E’ stato osservato infatti che la presenza dei migranti in questo scenario è tradotta talvolta in condotte estremamente pericolose scaturite dalla scarsa conoscenza dei rischi tipici del contesto.
Per questo, è stata avviata una campagna informativa rivolta ai cittadini stranieri, per cercare di contenere il fenomeno in preoccupante crescita.
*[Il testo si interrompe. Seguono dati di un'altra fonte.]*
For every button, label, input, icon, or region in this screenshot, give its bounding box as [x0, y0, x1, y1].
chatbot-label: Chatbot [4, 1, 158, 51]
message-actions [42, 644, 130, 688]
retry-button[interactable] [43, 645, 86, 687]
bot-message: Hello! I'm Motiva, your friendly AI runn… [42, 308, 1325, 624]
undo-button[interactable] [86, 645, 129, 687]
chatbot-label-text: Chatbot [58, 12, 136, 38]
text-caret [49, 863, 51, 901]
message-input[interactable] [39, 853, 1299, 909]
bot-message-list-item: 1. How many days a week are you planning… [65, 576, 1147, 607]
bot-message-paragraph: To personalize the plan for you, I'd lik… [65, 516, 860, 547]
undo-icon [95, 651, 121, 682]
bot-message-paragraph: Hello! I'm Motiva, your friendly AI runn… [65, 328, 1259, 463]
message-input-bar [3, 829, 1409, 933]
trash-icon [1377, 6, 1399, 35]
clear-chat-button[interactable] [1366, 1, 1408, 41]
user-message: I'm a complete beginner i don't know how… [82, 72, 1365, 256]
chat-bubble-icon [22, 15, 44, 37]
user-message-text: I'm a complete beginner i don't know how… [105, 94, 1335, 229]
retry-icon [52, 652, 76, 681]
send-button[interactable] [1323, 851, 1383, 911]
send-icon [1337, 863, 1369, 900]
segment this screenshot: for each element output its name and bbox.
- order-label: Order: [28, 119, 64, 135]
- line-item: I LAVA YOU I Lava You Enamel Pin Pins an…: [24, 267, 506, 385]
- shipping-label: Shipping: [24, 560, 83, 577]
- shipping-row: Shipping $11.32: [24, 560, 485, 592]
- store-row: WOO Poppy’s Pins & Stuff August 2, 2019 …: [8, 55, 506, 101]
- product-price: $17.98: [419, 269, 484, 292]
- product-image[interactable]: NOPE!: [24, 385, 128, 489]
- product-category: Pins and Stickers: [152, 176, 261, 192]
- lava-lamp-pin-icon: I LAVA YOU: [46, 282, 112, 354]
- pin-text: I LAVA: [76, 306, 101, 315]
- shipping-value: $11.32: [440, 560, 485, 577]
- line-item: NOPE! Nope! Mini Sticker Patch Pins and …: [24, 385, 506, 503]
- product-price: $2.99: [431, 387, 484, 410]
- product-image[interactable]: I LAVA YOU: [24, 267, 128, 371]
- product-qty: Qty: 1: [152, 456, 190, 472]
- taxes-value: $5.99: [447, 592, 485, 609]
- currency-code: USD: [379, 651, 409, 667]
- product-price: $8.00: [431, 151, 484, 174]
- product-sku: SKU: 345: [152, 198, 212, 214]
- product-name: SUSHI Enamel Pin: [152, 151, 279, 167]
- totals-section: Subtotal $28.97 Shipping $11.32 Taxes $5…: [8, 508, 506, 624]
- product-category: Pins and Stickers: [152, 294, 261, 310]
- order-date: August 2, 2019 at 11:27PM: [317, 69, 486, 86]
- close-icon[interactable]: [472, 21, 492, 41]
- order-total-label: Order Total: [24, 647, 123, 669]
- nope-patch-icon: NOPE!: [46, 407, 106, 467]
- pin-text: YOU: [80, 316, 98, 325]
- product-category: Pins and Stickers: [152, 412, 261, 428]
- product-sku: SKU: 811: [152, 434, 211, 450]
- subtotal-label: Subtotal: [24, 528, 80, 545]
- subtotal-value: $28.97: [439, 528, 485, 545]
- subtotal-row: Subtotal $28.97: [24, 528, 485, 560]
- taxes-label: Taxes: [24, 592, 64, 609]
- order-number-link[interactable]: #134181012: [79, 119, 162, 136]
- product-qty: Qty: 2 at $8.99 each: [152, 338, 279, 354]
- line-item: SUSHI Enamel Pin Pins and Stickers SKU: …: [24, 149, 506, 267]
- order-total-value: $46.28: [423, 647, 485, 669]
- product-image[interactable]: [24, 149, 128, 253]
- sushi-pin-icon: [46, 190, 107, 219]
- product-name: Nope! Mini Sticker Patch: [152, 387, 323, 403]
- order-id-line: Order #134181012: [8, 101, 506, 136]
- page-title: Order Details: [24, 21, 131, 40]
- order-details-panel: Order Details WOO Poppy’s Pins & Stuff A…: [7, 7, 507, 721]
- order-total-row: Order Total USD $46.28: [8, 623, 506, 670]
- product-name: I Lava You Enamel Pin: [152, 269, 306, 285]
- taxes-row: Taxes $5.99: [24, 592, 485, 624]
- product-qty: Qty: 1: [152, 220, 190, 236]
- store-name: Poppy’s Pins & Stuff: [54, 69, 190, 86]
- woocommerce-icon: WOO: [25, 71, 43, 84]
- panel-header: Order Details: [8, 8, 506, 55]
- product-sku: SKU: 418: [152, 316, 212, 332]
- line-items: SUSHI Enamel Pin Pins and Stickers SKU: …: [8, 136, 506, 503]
In tal senso è stata predisposta una brochure divulgativa multilingue (italiano, inglese, francese, tedesco, arabo), che sarà distribuita nei principale scali ferroviari e presso i centri di accoglienza e permanenza, affinchè gli stranieri possano essere informati sui pericoli presenti in ambito ferroviario e sensibilizzati all’adozione di comportamenti sicuri per la propria incolumità e quella altrui.
Sono quattro infatti i migranti deceduti nei primi sei mesi dell’anno ed altrettanti i feriti, con un trend in deciso aumento rispetto al 2016 che, durante l’intero anno solare, aveva fatto registrare complessivamente tre decessi e tre ferimenti.
A Grosseto, il materiale divulgativo sarà consegnato dal personale della polizia postale anche alla Questura di Grosseto, per una migliore diffusione della campagna.